At the same time, subdued economic growth pushes up government spending on areas such as unemployment benefits.
Spending on servicing the national debt has also risen because interest rates on the global bond markets are higher – even though the Bank of England has cut its benchmark cost of borrowing.
So Ms Reeves is earning less than she hoped through tax, and spending more on benefits and debt interest payments – putting her fiscal rules at risk.
All this before any increase in defence spending – as demanded by President Trump.
![Rachel Reeves was given a lifeline today as the economy unexpectedly grew in the final quarter of last year](https://i.dailymail.co.uk/1s/2025/02/13/09/95161745-14392829-Rachel_Reeves_was_given_a_lifeline_today_as_the_economy_unexpect-a-18_1739437899609.jpg)
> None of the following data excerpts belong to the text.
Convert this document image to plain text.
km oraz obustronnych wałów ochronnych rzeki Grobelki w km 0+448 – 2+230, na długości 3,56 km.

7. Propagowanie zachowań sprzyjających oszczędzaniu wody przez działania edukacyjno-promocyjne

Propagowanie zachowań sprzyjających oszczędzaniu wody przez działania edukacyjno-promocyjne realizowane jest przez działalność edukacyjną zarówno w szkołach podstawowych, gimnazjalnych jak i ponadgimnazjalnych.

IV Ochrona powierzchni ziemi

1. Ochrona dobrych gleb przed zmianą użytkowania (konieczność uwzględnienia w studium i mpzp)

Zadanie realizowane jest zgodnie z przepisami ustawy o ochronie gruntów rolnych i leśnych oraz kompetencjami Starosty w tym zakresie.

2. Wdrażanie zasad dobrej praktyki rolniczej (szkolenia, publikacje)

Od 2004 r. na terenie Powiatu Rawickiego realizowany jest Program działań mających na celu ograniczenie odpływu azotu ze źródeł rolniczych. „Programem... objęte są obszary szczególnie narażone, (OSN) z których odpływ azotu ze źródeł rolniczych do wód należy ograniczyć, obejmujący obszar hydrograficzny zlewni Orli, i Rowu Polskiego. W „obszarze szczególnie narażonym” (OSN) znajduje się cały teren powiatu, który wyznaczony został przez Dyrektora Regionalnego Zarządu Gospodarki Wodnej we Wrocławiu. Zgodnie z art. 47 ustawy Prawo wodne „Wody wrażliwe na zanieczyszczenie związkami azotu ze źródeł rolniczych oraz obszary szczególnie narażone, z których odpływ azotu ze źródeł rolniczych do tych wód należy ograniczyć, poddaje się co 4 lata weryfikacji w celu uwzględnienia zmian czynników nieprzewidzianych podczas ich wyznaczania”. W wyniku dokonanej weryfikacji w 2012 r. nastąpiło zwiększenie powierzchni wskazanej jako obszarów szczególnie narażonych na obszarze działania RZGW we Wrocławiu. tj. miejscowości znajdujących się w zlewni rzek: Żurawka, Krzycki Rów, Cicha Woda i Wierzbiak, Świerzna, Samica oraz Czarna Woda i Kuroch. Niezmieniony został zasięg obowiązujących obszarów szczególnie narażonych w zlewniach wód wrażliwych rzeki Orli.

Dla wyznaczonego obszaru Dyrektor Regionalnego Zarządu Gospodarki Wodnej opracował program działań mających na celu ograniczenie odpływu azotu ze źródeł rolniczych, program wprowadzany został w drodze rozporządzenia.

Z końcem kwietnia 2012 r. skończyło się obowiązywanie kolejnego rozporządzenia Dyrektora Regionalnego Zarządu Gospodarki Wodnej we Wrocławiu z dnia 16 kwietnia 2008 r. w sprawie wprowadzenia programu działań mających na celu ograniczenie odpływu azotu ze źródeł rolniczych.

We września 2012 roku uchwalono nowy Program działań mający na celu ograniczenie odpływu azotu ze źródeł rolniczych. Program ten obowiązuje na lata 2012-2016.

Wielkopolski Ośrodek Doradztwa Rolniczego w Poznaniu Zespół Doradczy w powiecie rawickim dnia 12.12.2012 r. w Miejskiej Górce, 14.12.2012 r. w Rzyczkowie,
Rachel Reeves was given a lifeline today as the economy unexpectedly grew in the final quarter of last year
The big problem is her so-called “stability rule” that states day-to-day government spending must be paid for by taxes.
The choices facing the Chancellor are stark.
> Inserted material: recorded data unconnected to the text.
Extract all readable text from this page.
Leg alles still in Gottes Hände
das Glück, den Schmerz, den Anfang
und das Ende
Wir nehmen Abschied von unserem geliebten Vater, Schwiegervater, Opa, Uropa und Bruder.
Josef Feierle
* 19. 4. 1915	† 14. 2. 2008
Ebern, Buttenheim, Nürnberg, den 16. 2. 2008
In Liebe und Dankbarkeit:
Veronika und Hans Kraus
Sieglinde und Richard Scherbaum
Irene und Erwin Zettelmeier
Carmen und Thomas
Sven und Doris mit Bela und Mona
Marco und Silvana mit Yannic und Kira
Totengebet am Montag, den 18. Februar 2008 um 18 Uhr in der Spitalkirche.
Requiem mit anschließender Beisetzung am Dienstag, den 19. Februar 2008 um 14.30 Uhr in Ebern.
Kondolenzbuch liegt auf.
She could break her fiscal rule. But this would be a political and economic humiliation from which she may never recover. And she continues to insist the rules are ‘iron clad’ and ‘non-negotiable’.
She could raise taxes. But the economy has already been brought to its knees by the tax hikes announced in October – including the £25billion national insurance ‘tax on jobs’.
And Ms Reeves may be reluctant to break yet another promise having told business leaders after the Budget that she was ‘really clear’ – ‘I’m not coming back with more borrowing or more taxes’.
So that leaves spending cuts by a Chancellor who has also promised ‘there won’t be a return to austerity’.
This sets the scene for a political showdown with her Cabinet colleagues whose departmental budgets are at risk and her public sector union paymasters.
But while the March 26 update from the OBR is proving a headache for Ms Reeves, it is the livelihoods of millions that are truly at risk from Britain’s economic malaise under Labour.